Análise matizada também é a de Simon Schwartzman (1970). Partindo das mesmas distinções weberianas, trabalhadas por Bendix (Weber, 1964; Bendix, 1962), de feudalismo e patrimonialismo e de suas ligações com as formas políticas modernas, Schwartzman distingue evoluções diferentes nas regiões brasileiras. A principal delas tem a ver com o estilo patrimonial-cooptativo característico do Nordeste e de Minas Gerais e o estilo feudal-representativo próprio de São Paulo. Em Minas, a economia mineradora, marcada por forte presença da administração colonial, e a subseqüente decadência econômica durante o Império teriam levado a província e depois o estado à dependência do poder central, ao desenvolvimento do clientelismo e da cooptação como forma de relacionamento político. Em contraste, a tradição de independência dos bandeirantes paulistas durante a Colônia e a pujança econômica trazida pelo café levaram essa parte do país a desenvolver uma relação de maior autonomia em relação ao poder federal, baseada na representação dos interesses da elite local. O contraste entre os dois estilos seria, na visão de Schwartzman, uma das principais chaves para entender o enigma brasileiro.

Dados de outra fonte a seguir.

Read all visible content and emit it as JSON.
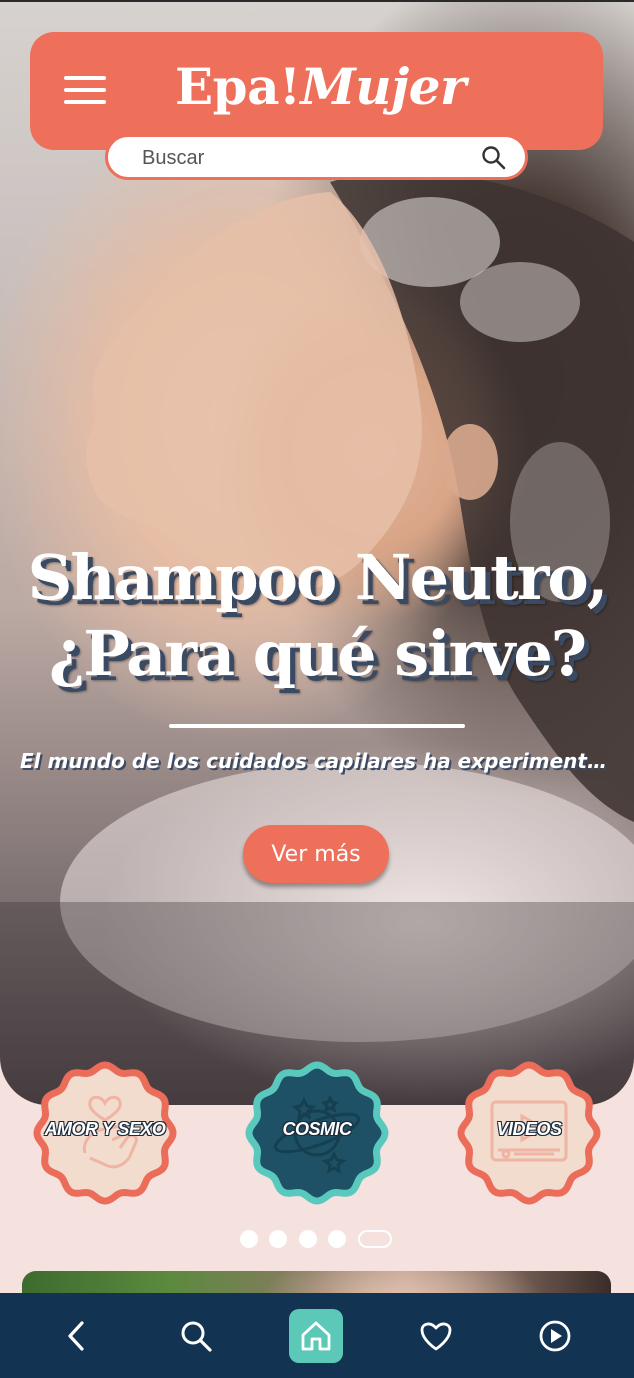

Com relação às três últimas posições, elas podem ser contestadas em termos empíricos. A existência do onipotente estamento burocrático de Faoro é de difícil comprovação empírica. Outros trabalhos sobre a burocracia imperial mostram um quadro fragmentado, antes que unificado (Carvalho, 1980a). O próprio estudo de Uricoechea postula uma relação distinta entre burocracia e senhoriato rural, o mesmo acontecendo com recente trabalho de Graham (1990). A tese de Schwartzman sobre a política de representação de interesses de São Paulo é contestada por estudos do corporativismo dos industriais paulistas na década de 30 (Costa, 1991). No entanto, do ponto de vista teórico e conceitual ambos são consistentes. A terminologia empregada segue com razoável precisão os tipos ideais weberianos e mantém coerência em relação às conseqüências teóricas derivadas desses tipos para a evolução política do país. Isto é, da postulação do patrimonialismo deriva um estilo político baseado na cooptação, no clientelismo, no populismo, no corporativismo de Estado. Ao reverso, da postulação do feudalismo, da independência do senhoriato rural em relação ao Estado, deriva um estilo político baseado na representação de interesses, nos partidos, na ideologia.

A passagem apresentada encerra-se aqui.